Python for Data Science: The 5 Things You Need to Get Started

Python is a general purpose programming language that was originally released in the early 1990’s. Over the years, it has become famous for being easy to read and learn

Like many modern programming languages, Python is open source which means it can be downloaded and used for free.

While Python is useful on its own, developers have created many packages that can be added to Python to extend it’s functionality even further.  

It is also worth noting that Python has been released in 3 major versions. While Python 2 has many active users, Python 3 is the future of Python.

If you are just getting started with Python, it is best to start with Python 3 so you are learning to work with the latest and greatest Python packages.

1: Anaconda

The Anaconda distribution of Python by Continuum Analytics is the first tool you need to get started with data science in Python.

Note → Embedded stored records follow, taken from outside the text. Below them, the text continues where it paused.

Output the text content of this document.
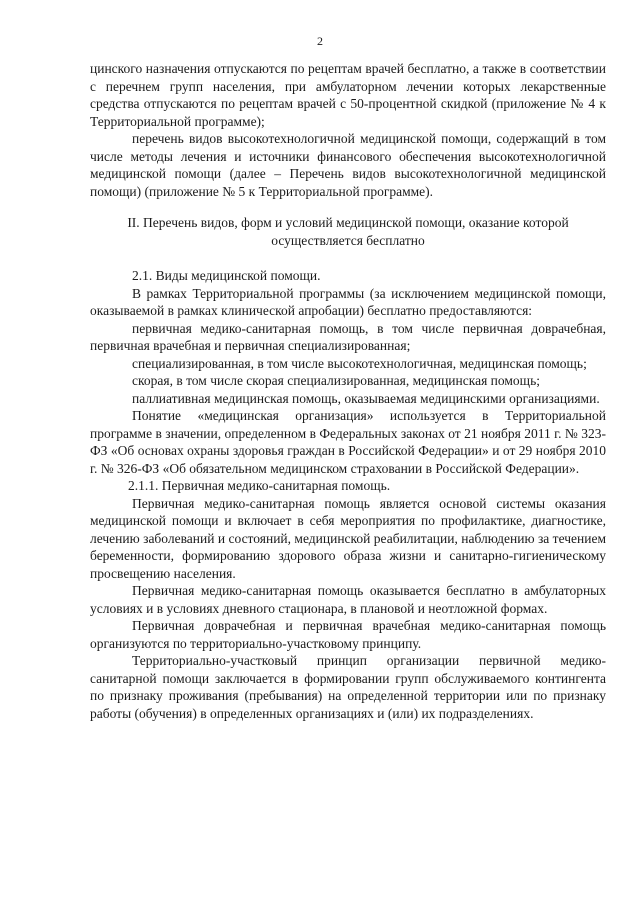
2

цинского назначения отпускаются по рецептам врачей бесплатно, а также в соответствии с перечнем групп населения, при амбулаторном лечении которых лекарственные средства отпускаются по рецептам врачей с 50-процентной скидкой (приложение № 4 к Территориальной программе);

перечень видов высокотехнологичной медицинской помощи, содержащий в том числе методы лечения и источники финансового обеспечения высокотехнологичной медицинской помощи (далее – Перечень видов высокотехнологичной медицинской помощи) (приложение № 5 к Территориальной программе).

II. Перечень видов, форм и условий медицинской помощи, оказание которой осуществляется бесплатно

2.1. Виды медицинской помощи.

В рамках Территориальной программы (за исключением медицинской помощи, оказываемой в рамках клинической апробации) бесплатно предоставляются:

первичная медико-санитарная помощь, в том числе первичная доврачебная, первичная врачебная и первичная специализированная;

специализированная, в том числе высокотехнологичная, медицинская помощь;

скорая, в том числе скорая специализированная, медицинская помощь;

паллиативная медицинская помощь, оказываемая медицинскими организациями.

Понятие «медицинская организация» используется в Территориальной программе в значении, определенном в Федеральных законах от 21 ноября 2011 г. № 323-ФЗ «Об основах охраны здоровья граждан в Российской Федерации» и от 29 ноября 2010 г. № 326-ФЗ «Об обязательном медицинском страховании в Российской Федерации».

2.1.1. Первичная медико-санитарная помощь.

Первичная медико-санитарная помощь является основой системы оказания медицинской помощи и включает в себя мероприятия по профилактике, диагностике, лечению заболеваний и состояний, медицинской реабилитации, наблюдению за течением беременности, формированию здорового образа жизни и санитарно-гигиеническому просвещению населения.

Первичная медико-санитарная помощь оказывается бесплатно в амбулаторных условиях и в условиях дневного стационара, в плановой и неотложной формах.

Первичная доврачебная и первичная врачебная медико-санитарная помощь организуются по территориально-участковому принципу.

Территориально-участковый принцип организации первичной медико-санитарной помощи заключается в формировании групп обслуживаемого контингента по признаку проживания (пребывания) на определенной территории или по признаку работы (обучения) в определенных организациях и (или) их подразделениях.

Anaconda comes with many of the most popular Python packages in addition to an Integrated Development Environment (IDE) called Jupyter. (All for free!)

Getting started with Anaconda is straightforward. Navigate to this link to download Anaconda. Once installed, you will be greeted by Anaconda’s main screen.

Anaconda Navigator’s main screen.

From here you can launch applications and manage your Python packages.

2: Jupyter Notebooks

Being comfortable with Jupyter Notebooks is key for any aspiring data scientist.

Jupyter is famous for allowing Python developers to code in an interactive computing environment. Simply put, you can execute code as you write it.

Code in Jupyter notebooks are executed in cells. Open your own Jupyter notebook and type the following code in the first cell:

print("Jupyter is Great")

Once you write your code, press Shift+ Enter. Your code will be executed below the cell. 

Executing code from the first cell.

In the second cell, enter new code and press Shift + Enter.

Code in the second cell executed after the first cell.

Code in the second cell was executed separately than the first cell.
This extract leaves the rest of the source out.